When it was over, Reverend Earl had rushed down to her and waved others over to greet her. They seemed to stay back, hesitant to come forward.
An older woman brought her son up to speak to Reverend Earl. “Edward want to have a word with you, Reverend.” He looked like he was in his late teens, a body grown into an adult, but a face absent any lines of experience. His mother elbowed Edward.
“I just wanta say, Reverend . . .” He glanced at Maudie and hesitated until his mother took his arm. “Much obliged for the shoes. Couldn’ta got the job without no work boots.”
“It was bounty from the Lord, Edward, bounty from the Lord.” He slapped Edward on the shoulder. “Now you’re a working man, I’m gonna ’spect to see some of that bounty in the collection plate.”
“Yes, sir.” He had backed away, his mother satisfied.
Reverend Earl turned Maudie around to meet an older lady in a dark dress, her hat and gloves kept on for the introduction. “This Miss Laura, our music master, head of the church welcoming committee. Ladies been working night and day getting ready for you coming. She be a friend of your aunt Carrie ’fore she pass.”
The piano player, perhaps in her seventies, came forward. “Mighty happy to have you, child. Seems like I remember Carrie having some little ones stay with her one summer, but I never woulda knowed you grown.” She looked Maudie straight in the face, eyes never straying. “You gonna like it here. Lots a good peoples here. Been telling Earl we need somebody like you.”
“I enjoyed your piano playing,” Maudie said.

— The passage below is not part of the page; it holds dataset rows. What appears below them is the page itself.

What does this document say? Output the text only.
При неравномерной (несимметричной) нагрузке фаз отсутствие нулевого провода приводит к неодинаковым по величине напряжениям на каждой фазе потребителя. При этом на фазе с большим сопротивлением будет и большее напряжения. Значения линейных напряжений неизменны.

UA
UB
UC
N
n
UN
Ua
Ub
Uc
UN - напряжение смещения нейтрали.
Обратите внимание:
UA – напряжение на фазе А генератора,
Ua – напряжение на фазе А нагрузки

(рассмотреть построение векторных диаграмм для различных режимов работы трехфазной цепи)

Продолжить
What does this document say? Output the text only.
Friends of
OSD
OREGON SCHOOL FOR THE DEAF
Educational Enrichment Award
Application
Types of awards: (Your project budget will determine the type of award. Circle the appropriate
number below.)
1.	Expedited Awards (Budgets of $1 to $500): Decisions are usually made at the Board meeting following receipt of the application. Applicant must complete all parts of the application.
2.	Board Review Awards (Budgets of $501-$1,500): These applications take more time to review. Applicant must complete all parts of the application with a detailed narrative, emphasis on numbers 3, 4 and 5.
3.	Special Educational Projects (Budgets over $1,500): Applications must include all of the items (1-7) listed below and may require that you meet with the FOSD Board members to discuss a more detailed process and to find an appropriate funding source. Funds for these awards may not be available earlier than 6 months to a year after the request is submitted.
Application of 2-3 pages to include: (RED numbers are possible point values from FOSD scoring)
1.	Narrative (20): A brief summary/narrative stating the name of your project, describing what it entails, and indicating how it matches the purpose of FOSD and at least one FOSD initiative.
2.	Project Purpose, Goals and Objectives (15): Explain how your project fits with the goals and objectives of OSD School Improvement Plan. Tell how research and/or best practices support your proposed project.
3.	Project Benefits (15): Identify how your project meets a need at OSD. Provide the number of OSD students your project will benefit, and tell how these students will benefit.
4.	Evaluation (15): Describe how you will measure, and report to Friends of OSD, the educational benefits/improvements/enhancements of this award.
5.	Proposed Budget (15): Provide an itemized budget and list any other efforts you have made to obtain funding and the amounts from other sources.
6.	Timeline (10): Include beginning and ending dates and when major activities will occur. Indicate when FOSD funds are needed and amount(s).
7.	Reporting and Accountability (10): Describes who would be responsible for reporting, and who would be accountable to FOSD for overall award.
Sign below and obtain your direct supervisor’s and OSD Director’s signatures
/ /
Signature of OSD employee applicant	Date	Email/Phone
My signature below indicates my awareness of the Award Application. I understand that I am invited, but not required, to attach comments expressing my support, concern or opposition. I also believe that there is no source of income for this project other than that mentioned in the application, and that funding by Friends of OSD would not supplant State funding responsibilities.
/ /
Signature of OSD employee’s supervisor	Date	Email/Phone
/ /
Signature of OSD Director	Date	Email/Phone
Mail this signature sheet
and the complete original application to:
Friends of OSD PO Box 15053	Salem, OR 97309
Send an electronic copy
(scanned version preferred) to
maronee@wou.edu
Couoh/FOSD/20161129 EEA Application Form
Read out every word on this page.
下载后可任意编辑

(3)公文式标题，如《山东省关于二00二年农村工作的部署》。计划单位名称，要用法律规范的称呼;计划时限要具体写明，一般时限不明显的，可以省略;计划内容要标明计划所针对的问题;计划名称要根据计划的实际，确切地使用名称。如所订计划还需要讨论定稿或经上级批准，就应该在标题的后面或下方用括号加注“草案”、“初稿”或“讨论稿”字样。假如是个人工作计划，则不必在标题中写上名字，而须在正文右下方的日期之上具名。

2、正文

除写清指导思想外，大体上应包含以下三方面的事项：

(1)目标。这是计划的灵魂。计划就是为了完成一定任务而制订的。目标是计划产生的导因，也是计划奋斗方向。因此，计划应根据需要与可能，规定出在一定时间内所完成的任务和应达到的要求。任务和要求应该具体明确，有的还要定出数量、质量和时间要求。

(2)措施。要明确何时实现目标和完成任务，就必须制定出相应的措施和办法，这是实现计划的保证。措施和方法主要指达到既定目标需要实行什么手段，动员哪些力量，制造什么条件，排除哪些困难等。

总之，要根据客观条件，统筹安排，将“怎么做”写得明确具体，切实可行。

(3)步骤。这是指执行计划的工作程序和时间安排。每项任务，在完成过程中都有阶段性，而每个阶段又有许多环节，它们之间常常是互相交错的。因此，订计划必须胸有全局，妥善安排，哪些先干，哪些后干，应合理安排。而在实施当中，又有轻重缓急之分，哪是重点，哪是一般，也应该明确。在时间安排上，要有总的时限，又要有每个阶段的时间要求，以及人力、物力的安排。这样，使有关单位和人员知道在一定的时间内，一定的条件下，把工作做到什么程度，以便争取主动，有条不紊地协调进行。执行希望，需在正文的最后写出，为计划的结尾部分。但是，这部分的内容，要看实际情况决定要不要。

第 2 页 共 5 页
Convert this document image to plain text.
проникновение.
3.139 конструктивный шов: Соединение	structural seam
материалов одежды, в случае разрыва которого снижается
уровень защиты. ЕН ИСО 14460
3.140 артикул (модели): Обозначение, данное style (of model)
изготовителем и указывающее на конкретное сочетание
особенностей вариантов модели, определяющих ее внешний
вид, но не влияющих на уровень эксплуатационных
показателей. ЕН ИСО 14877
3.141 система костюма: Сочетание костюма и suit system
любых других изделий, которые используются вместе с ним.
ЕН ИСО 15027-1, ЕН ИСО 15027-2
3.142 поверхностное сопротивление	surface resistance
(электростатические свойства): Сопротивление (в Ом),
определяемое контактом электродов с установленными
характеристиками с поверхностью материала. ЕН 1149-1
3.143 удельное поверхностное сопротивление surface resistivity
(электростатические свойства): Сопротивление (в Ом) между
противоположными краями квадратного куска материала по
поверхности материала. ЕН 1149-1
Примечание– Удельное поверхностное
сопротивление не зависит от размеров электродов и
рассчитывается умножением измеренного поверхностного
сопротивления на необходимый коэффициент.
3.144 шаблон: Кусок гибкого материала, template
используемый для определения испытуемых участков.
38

“I try my best what with half them keys sticking.” She took off her glasses to clean them with a small lace handkerchief retrieved from her pocket. “Don’t need these ’cept to read what songs we gonna sing; otherwise, they a nuisance.”
“They a nuisance less she wanta see where it is she’s going.” Another woman, about the same age had walked up behind Miss Laura.
“Hush up there, Viola.” Miss Laura didn’t even turn to look at a voice all too familiar. “Who was it couldn’t thread that needle at Sewing Club the other day?”
“Wasn’t ’cause I couldn’t see it,” Viola said. “Needle head too small. Ain’t that right, Dottie Sue?” She nodded her head to a third woman standing beside her. “She seen how small it was, didn’t you?” Dottie Sue was the same age but slight, not as overgrown as Misses Laura and Viola.
She smiled and shook her head. “Needles too small nowdays.”
“Dottie Sue, you’d take Viola’s side if she say the moon’s purple.”
“Now ladies, you gonna have Miss Maudie here thinking you mean all that bad-mouthing. Viola and Dottie Sue and Laura been knowing each other since—how long is it now, ladies?”
“Lord, longer than I wanna think about.” Miss Laura was readjusting her glasses. “Since cotton-picking season and I was three years ol
d and riding on my mama’s picking sack, her pulling me through the fields.”
“Wasn’t neither. It was the first day of school when we was all eight. Ain’t that right, Dottie Sue? Down at Crossroad school.”
“I wasn’t eight; I was ten.”
“Now ladies, why don’t we tell Maudie here what you done for her, since you the ones been wanting her here for so long?” Reverend Earl put his arm around two of the women, steering them to the back of the church.
“I appreciate y’all putting me up,” Maudie said. “Hope I won’t be trouble to you.”
“Oh now honey.” Miss Laura stopped. “You ain’t gonna be no trouble to me. I, we—my committee—been thinking you rather have a place of your own.” She glanced at the floor. They walked on into a room that Maudie guessed must serve as Reverend Earl’s office. There was a metal desk and chair, dusty from disuse. A picture of Jesus praying hung lopsided on the wall. “This here is what I call my office, but I don’t spend no time here. You know, I got two more churches to tend to,” he said.
“Right this way.” Miss Laura was holding out her hand and pointing to what looked like a closet door. “Better than staying with old ladies like us. We done fixed you up a place right here at the church.” When the others hesitated, Miss Laura walked over and opened the door.